There are many vegan sources of protein available, such as:

  • Tofu
  • Beans and pulses
  • Quinoa
  • Chia seeds

However, these plant-based sources don’t contain the wide range of amino acids needed. The key to overcome this is to ensure your little one gets as varied sources of protein as possible. Continue to introduce new foods to ensure your little one gets all the proteins they need.


Iron is a crucial part of any baby’s weaning diet. However, there are two different types:

  • Haem iron: from animal sources.
  • Non-haem iron: from plant sources.

Like protein, our bodies are better at absorbing haem iron from animal sources (such as meats and fish) than they are at absorbing non-haem iron, which can be found in cereals, vegetables and beans.
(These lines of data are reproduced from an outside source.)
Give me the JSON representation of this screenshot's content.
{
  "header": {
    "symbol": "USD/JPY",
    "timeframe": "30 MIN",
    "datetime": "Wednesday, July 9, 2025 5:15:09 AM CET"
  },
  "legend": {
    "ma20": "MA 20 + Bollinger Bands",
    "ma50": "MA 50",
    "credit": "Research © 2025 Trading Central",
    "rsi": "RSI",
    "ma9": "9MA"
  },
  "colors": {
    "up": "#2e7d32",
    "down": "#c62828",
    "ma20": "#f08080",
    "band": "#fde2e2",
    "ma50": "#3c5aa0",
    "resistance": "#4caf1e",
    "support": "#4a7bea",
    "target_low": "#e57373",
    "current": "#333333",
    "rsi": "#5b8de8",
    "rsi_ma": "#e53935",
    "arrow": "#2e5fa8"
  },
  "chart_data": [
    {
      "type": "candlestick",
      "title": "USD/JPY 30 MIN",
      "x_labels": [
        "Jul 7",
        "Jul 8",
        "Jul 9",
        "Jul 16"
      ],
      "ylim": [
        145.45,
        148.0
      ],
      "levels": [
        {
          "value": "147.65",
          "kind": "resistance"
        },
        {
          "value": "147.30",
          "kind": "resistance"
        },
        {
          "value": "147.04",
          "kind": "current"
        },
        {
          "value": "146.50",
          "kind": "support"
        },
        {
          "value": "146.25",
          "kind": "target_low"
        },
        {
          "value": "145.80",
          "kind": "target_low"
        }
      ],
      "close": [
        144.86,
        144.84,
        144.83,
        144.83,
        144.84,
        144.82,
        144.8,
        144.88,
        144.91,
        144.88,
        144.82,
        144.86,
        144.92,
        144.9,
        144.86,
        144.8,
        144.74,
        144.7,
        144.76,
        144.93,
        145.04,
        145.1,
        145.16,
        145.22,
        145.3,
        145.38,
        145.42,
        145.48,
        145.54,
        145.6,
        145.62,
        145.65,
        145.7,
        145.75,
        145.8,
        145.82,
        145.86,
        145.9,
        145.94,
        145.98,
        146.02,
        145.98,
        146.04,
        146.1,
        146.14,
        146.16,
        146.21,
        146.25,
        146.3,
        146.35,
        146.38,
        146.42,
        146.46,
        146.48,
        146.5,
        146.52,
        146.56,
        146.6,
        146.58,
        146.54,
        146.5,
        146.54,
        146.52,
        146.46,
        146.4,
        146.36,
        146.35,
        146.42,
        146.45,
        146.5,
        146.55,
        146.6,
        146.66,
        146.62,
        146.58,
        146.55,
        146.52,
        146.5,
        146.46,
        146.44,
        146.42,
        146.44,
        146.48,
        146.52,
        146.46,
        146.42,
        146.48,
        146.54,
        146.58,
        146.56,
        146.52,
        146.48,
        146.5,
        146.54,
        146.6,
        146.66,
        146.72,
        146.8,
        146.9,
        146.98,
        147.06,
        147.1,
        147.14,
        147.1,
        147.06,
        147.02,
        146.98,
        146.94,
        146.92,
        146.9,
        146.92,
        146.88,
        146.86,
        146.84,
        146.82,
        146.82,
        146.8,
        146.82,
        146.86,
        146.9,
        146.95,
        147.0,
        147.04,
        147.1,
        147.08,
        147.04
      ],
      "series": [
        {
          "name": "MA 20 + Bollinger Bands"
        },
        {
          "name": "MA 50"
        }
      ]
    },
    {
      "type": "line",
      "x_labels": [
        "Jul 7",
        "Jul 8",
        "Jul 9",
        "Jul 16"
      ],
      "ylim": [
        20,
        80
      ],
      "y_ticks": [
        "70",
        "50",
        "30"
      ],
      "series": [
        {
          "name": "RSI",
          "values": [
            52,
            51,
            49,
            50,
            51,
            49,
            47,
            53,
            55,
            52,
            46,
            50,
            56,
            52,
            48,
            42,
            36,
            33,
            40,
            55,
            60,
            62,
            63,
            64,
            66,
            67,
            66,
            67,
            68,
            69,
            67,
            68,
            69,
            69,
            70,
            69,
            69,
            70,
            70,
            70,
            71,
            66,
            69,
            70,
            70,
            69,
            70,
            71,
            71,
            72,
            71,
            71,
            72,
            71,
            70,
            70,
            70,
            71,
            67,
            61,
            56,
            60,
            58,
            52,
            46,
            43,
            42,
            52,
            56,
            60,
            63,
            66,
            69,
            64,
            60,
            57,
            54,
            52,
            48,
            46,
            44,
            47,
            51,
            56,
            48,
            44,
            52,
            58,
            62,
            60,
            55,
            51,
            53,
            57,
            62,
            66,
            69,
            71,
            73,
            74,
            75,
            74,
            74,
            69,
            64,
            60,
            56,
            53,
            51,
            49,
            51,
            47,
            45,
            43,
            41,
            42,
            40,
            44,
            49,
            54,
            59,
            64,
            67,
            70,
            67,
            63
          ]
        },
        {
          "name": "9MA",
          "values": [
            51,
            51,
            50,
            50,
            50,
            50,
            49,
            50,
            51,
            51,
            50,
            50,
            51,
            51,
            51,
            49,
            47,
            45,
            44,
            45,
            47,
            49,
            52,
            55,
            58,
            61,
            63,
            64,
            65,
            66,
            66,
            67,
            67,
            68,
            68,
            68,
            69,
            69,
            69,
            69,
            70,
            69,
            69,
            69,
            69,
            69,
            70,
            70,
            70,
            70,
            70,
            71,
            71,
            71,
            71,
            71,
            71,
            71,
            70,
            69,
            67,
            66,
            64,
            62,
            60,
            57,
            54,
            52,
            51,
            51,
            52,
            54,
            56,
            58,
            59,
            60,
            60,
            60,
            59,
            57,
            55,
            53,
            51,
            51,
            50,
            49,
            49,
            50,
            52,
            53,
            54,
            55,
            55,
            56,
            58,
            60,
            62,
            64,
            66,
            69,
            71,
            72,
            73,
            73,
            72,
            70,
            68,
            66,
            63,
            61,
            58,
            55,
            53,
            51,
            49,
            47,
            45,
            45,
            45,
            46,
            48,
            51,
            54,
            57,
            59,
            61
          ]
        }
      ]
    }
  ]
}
For vegans, vitamin C is vital, as this helps the body absorb non-haem iron sources. Serving iron-rich foods alongside vitamin C-rich foods can help ensure your little one gets the iron they need.

Organic string beans in a wooden crate


Milk is a hugely important part of a baby’s diet when weaning, as it provides a huge collection of vital nutrients. However, there are few vegan milk sources suitable for babies. As a result, breastmilk becomes increasingly important.

When breastfeeding your vegan baby, you need to make sure you are eating a balanced diet that passes on nutrients to your little one.


Supplements are essential for every baby during weaning, but you should take particular care with vegan babies.

The Department of Health recommends all little ones have a supplement containing vitamins A, C and D, while vitamin B12 is also recommended for vegans.

Note that not all supplements are suitable for vegans, particularly when it comes to vitamin D. Thankfully, there are many supplements on the market made for vegans.

Please speak to a healthcare professional about any concerns you have, as they may also recommend other supplements due to your little one’s vegan diet.

Weaning is a hugely important and exciting time for your little one, as they begin their journey into the wide world of food! Weaning on a vegan diet presents its own range of challenges, but with good planning and plenty of research and advice, you can ensure they get everything they need from their food.